(Riceviamo da Edmondo Posa – rappresentante sindacale unitario Elnagh – la sintesi della vertenza che volentieri pubblichiamo integralmente. Invitiamo i nostri lettori a commentare le conclusioni.)
Ciao Rino,
ti scrivo come da mia promessa due righe riguardanti il presidio e la risoluzione della vertenza Sea Elnagh Trivolzio, poi a te il compito di sintetizzare o correggere la mia bozza.
Premetto nulla si sarebbe raggiunto senza l’appoggio del Sindaco di Trivolzio, del PRC di Pavia e Vigevano, della cittadinanza di Trivolzio e di tutti coloro che anno fatto visita al presidio e l’hanno sostenuto.
La divido in due punti :
1) Presidio dalla SEA-Elnagh di Trivolzio (PV) dal 5 Dicembre 2011Come sapete Bridgepoint ha deciso di chiudere lo stabilimento lombardo, cancellando 130 posti di lavoro. L’amministratore delegato Di Costanzo ci ha lasciati a casa da un giorno all’altro aprendo una procedura di mobilità in data 05/12/2011.

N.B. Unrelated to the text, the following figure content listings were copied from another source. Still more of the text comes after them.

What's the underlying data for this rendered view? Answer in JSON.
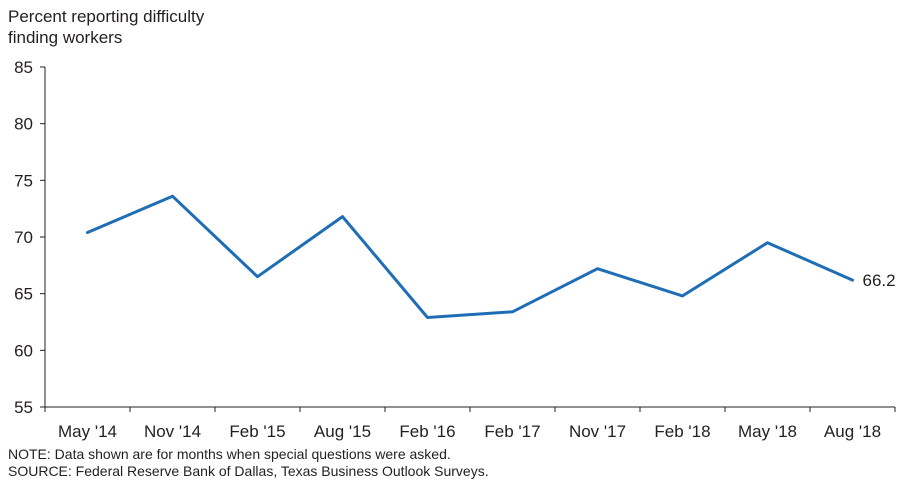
{
  "chart_data": {
    "type": "line",
    "ylabel_lines": [
      "Percent reporting difficulty",
      "finding workers"
    ],
    "categories": [
      "May '14",
      "Nov '14",
      "Feb '15",
      "Aug '15",
      "Feb '16",
      "Feb '17",
      "Nov '17",
      "Feb '18",
      "May '18",
      "Aug '18"
    ],
    "series": [
      {
        "values": [
          70.4,
          73.6,
          66.5,
          71.8,
          62.9,
          63.4,
          67.2,
          64.8,
          69.5,
          66.2
        ],
        "color": "#1f6eb5"
      }
    ],
    "yticks": [
      55,
      60,
      65,
      70,
      75,
      80,
      85
    ],
    "ylim": [
      55,
      85
    ],
    "grid": false,
    "annotations": [
      {
        "index": 9,
        "text": "66.2"
      }
    ]
  },
  "notes": {
    "note": "NOTE: Data shown are for months when special questions were asked.",
    "source": "SOURCE: Federal Reserve Bank of Dallas, Texas Business Outlook Surveys."
  }
}
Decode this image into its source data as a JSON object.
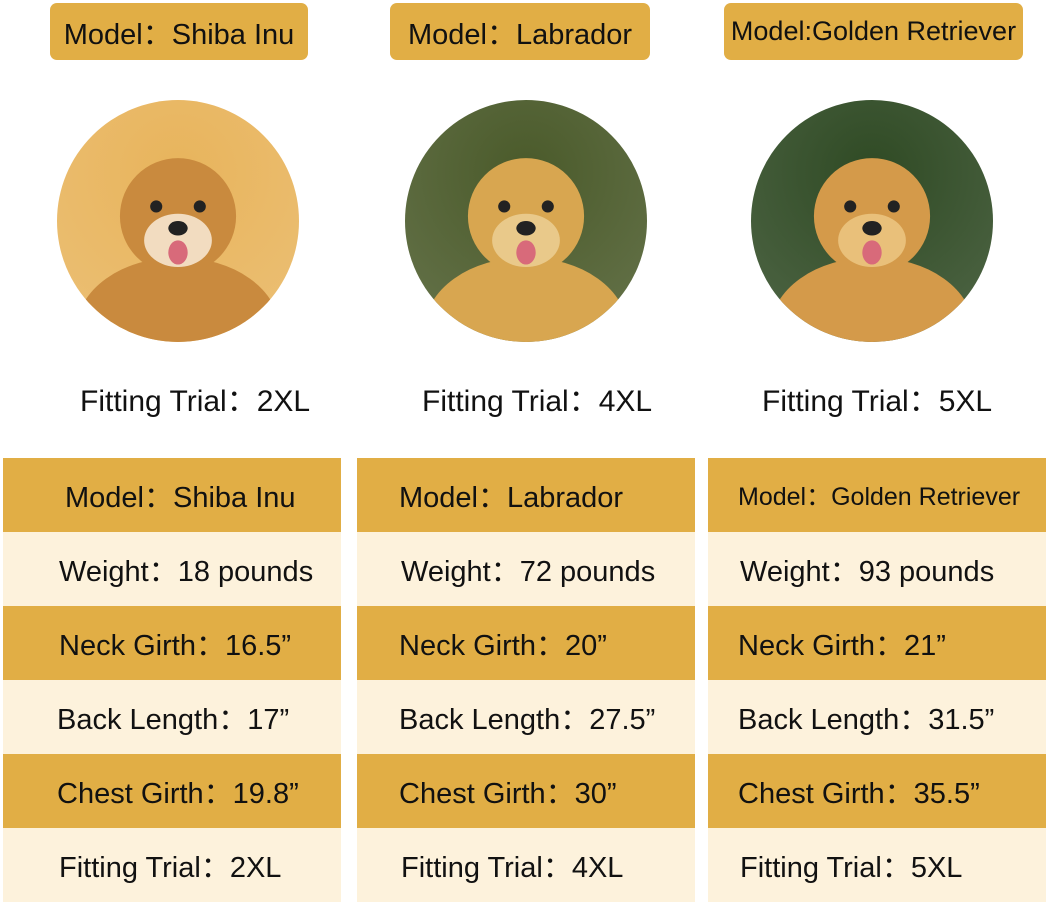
{
  "colors": {
    "gold": "#E1AE45",
    "cream": "#FDF2DC"
  },
  "dogs": [
    {
      "header": "Model：Shiba Inu",
      "photo": "shiba-inu-photo",
      "fitting_caption": "Fitting Trial：2XL",
      "rows": [
        "Model：Shiba Inu",
        "Weight：18 pounds",
        "Neck Girth：16.5”",
        "Back Length：17”",
        "Chest Girth：19.8”",
        "Fitting Trial：2XL"
      ]
    },
    {
      "header": "Model：Labrador",
      "photo": "labrador-photo",
      "fitting_caption": "Fitting Trial：4XL",
      "rows": [
        "Model：Labrador",
        "Weight：72 pounds",
        "Neck Girth：20”",
        "Back Length：27.5”",
        "Chest Girth：30”",
        "Fitting Trial：4XL"
      ]
    },
    {
      "header": "Model:Golden Retriever",
      "photo": "golden-retriever-photo",
      "fitting_caption": "Fitting Trial：5XL",
      "rows": [
        "Model：Golden Retriever",
        "Weight：93 pounds",
        "Neck Girth：21”",
        "Back Length：31.5”",
        "Chest Girth：35.5”",
        "Fitting Trial：5XL"
      ]
    }
  ]
}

Abbiamo reagito a questa decisione unilaterale dell’azienda creando un presidio permanente, costituito da due tende e un container, dove ogni notte a turno rimane qualcuno di noi.
Abbiamo reagito a questa decisione unilaterale dell’azienda creando un presidio permanente, costituito da due tende e un container, dove ogni notte a turno rimane qualcuno di noi.
Questo presidio rappresenta il nostro urlo per la difesa del posto di lavoro, stiamo davanti ai cancelli 24 ore su 24 perché non lasceremo spegnere dall’oggi al domani una azienda che nel territorio progetta e costruisce camper e le roulotte dà più di 60 anni, dal 5 Dicembre pretendiamo un contratto di solidariètà e delle risposte dall’azienda sui motivi di continue scelte finalizzate alla chiusura del sito produttivo di Trivolzio.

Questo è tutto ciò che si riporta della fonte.